My point is that such differences are a structural fact of campus life and that it is futile to conceal them or pretend they don't exist. A better alternative is to make those facts known far and wide -- and that includes making budgets available for all to see -- so that everyone understands how the university works.

The truth is that a culture of secrecy breeds mistrust and paranoia; openness and transparency lay the groundwork for understanding. As a seasoned vice president for finance once told me, "People always imagine much greater inequities than really exist. When they see the actual figures, they learn that their fears were greatly exaggerated or completely unfounded."

That is precisely what my provost friend fails to see. Concealing the formula he uses to calculate merit-based raises is most likely to cause some faculty members to imagine, ipso facto, that they were done some injustice in the process -- that the colleague in the office next door fared better than should have been the case.

I would even go so far as to say that salaries themselves -- of administrators as well as faculty members -- should be available for all to see, as is the practice in many public institutions. Transparency in such matters, and the accountability that attaches to it, is always and only a virtue, never something to be feared.

Of course, certain aspects of academic administration must necessarily remain confidential. Administrators are obligated, for example, to protect privacy in personnel matters like disciplinary actions. It would be inappropriate for a department head, say, to divulge details of a dispute to individuals not directly involved in the case. Or for a dean to discuss confidential personnel issues involving a department head with individuals unrelated to the department or the case.

The details of personnel cases should be revealed only on a need-to-know basis so as to protect those involved.

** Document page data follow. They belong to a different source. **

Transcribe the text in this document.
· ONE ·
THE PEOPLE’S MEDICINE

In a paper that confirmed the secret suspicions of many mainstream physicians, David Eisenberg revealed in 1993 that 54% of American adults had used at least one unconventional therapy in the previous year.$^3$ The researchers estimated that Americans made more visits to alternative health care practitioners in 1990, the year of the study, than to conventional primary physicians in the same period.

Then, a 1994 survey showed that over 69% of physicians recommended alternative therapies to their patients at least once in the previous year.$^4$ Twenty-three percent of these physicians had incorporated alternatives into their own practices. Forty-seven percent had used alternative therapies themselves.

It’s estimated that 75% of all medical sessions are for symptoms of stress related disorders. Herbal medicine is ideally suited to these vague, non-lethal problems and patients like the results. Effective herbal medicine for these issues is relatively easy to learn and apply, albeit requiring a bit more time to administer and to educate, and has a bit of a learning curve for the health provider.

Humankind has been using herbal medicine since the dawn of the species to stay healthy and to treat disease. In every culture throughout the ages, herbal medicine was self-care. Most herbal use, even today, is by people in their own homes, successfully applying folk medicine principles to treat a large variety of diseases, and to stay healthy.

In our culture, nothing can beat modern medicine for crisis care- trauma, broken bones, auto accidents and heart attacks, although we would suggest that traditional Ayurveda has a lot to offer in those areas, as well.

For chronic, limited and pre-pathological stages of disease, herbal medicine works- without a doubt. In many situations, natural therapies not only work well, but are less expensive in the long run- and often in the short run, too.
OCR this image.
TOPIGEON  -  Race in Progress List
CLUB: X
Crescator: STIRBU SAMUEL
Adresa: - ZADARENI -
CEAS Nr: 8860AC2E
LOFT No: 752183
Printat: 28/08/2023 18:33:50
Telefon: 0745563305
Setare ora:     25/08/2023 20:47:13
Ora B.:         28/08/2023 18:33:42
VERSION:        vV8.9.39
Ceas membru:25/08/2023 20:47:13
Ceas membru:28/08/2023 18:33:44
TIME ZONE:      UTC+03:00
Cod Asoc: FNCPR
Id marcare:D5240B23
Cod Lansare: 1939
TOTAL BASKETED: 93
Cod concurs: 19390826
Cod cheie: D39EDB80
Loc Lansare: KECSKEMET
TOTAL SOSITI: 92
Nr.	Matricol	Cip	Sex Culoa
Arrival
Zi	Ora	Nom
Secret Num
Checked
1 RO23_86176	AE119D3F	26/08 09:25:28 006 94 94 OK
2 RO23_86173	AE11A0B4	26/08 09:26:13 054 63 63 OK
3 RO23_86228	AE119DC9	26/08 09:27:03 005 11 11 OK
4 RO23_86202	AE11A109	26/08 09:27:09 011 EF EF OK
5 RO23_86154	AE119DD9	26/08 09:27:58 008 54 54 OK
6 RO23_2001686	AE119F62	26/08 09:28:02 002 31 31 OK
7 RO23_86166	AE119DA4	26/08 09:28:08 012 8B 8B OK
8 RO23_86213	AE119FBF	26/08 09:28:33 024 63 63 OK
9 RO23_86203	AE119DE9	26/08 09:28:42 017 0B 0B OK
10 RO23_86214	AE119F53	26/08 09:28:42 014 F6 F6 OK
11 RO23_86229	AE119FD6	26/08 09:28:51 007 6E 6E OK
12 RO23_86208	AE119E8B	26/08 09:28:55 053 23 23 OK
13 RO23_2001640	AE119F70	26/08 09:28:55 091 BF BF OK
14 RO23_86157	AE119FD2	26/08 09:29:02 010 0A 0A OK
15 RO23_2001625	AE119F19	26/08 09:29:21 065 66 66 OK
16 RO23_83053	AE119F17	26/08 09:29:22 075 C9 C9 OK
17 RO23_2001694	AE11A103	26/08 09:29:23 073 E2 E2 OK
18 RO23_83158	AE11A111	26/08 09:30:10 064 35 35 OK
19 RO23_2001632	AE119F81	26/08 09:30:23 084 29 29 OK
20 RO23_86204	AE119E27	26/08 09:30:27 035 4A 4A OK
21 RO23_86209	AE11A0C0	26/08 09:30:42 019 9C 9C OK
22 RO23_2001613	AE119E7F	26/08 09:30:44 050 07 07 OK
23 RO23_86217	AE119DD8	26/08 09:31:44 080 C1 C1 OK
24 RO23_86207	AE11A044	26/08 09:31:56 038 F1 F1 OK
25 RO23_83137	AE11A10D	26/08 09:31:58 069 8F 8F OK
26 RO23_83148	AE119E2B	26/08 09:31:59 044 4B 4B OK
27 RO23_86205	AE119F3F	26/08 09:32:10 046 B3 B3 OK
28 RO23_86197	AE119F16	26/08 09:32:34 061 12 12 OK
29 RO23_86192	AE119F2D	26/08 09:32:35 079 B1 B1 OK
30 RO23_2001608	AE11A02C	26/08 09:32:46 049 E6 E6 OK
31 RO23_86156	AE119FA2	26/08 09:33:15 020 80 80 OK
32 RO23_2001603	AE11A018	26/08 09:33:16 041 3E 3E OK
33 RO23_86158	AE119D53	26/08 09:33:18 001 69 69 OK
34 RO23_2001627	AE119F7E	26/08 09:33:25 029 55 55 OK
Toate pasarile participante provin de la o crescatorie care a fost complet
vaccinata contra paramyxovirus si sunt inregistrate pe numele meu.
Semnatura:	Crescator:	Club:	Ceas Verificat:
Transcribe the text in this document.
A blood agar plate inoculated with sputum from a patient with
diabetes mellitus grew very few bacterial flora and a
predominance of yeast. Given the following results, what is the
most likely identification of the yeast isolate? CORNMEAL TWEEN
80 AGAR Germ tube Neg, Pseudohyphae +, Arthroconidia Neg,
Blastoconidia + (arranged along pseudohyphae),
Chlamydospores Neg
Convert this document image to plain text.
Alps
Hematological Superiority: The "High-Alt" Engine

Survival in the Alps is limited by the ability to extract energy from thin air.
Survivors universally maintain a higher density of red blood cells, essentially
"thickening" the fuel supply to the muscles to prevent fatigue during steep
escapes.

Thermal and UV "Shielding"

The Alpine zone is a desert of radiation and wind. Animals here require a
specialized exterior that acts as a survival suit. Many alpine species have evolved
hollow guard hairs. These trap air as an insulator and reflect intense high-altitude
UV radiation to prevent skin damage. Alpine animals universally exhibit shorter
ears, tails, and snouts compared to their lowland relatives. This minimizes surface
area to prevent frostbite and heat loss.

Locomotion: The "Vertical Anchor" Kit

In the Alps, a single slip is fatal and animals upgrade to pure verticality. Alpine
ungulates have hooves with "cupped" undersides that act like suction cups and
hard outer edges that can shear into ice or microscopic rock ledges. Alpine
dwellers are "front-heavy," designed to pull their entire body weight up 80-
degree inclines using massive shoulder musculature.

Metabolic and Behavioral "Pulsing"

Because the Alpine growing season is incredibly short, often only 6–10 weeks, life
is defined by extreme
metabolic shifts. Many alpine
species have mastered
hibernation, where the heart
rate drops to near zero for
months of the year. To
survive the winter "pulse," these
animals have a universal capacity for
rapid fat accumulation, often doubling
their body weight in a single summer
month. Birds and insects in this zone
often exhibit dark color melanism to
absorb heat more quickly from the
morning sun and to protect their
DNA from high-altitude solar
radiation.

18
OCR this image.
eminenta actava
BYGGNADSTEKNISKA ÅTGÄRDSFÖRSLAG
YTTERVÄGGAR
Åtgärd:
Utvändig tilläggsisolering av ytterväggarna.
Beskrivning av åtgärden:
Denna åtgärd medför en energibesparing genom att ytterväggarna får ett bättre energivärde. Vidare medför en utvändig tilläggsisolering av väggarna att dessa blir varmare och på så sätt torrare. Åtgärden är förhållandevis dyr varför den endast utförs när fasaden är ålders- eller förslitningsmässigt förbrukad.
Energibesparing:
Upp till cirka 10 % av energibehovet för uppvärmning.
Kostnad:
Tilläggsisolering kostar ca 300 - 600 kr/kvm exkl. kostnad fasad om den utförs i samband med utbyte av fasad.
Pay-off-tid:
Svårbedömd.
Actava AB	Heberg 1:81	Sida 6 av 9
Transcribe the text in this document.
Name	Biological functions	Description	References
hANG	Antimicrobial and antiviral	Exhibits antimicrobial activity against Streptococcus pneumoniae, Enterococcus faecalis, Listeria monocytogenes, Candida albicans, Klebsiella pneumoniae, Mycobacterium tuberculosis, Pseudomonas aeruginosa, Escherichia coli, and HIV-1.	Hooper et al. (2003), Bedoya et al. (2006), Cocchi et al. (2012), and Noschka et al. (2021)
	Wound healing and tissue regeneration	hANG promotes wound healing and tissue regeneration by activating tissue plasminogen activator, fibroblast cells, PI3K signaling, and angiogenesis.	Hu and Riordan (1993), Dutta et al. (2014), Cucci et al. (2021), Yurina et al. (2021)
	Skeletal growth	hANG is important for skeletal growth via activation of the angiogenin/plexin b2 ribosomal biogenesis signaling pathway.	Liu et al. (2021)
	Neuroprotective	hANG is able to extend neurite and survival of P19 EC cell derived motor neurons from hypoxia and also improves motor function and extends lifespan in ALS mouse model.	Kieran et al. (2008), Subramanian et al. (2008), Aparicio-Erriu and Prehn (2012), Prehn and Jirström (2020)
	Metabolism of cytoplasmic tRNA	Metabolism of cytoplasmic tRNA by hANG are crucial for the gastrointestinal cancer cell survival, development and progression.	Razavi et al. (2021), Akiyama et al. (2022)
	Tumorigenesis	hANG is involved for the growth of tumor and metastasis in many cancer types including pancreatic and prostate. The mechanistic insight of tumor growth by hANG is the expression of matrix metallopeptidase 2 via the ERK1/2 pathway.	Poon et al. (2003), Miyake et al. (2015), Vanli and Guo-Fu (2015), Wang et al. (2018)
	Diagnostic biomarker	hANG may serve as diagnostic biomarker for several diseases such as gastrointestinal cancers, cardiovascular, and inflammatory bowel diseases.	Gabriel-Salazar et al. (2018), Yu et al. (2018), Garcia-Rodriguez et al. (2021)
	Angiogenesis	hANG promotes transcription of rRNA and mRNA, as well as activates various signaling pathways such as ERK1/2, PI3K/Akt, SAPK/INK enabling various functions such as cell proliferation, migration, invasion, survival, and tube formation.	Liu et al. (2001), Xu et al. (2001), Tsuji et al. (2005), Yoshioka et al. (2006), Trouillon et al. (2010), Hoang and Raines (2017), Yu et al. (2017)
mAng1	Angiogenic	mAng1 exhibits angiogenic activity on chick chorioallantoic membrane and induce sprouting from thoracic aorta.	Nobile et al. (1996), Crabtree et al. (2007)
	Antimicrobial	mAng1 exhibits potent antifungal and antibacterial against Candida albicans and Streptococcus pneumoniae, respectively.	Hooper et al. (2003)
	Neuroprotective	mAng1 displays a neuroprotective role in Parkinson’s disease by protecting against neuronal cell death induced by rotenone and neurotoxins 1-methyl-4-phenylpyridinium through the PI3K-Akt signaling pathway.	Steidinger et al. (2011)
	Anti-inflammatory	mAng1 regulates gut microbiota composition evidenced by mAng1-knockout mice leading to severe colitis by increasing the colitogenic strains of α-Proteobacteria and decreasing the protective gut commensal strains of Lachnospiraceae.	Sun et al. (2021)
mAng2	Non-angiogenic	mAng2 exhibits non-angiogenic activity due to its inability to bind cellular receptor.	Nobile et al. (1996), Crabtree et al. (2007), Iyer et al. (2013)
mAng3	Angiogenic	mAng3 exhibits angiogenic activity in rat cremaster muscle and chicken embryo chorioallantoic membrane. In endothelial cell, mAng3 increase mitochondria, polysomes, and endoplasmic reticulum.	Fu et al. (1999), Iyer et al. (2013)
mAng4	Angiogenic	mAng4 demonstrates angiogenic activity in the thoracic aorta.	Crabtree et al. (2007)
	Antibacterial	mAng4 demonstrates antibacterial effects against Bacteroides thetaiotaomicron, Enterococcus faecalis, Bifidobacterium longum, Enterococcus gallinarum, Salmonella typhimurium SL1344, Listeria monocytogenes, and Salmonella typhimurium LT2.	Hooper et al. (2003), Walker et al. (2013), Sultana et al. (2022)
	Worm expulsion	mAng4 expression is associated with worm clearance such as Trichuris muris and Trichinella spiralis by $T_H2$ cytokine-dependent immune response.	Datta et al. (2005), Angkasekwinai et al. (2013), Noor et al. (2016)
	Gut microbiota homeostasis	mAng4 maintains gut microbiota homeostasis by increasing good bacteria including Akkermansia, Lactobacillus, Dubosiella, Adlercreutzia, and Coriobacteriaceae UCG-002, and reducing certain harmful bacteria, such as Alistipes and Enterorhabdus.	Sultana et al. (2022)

Discretion in those kinds of scenarios serves a positive purpose: protecting reputations. Secrecy in most other venues of academic governance, however, rarely serves a positive purpose.

Having said all that, I don't want to seem to suggest that injustices don't exist. Clearly they do. In a given context, a program may receive a disproportionate amount of resources, or one group or individuals may benefit unduly as a result of favoritism. But such specific injustices are different in kind from the network of structural differences I've been discussing -- the fact that some individuals, programs, or units are costlier than others as a consequence of market forces and a host of other material considerations.

In fact, fostering a climate of openness and transparency is the first step to correcting the kinds of injustices that do exist. It is much easier to distinguish between genuine injustices and structural differences (and then to take measures to rectify the former) once academic budgets and other important documents and decision-making procedures are out in the sunshine for all to examine.

What's more, promoting such a climate of openness will help dissipate the us-versus-them attitude that too often plagues academe.

So my response to my dean friend is: "You need not worry about class warfare if you do two things: Provide clearly articulated explanations of how and why structural differences exist, and make your budgets and other key documents and procedures available to all. Better to empower people with knowledge than cripple them with fear."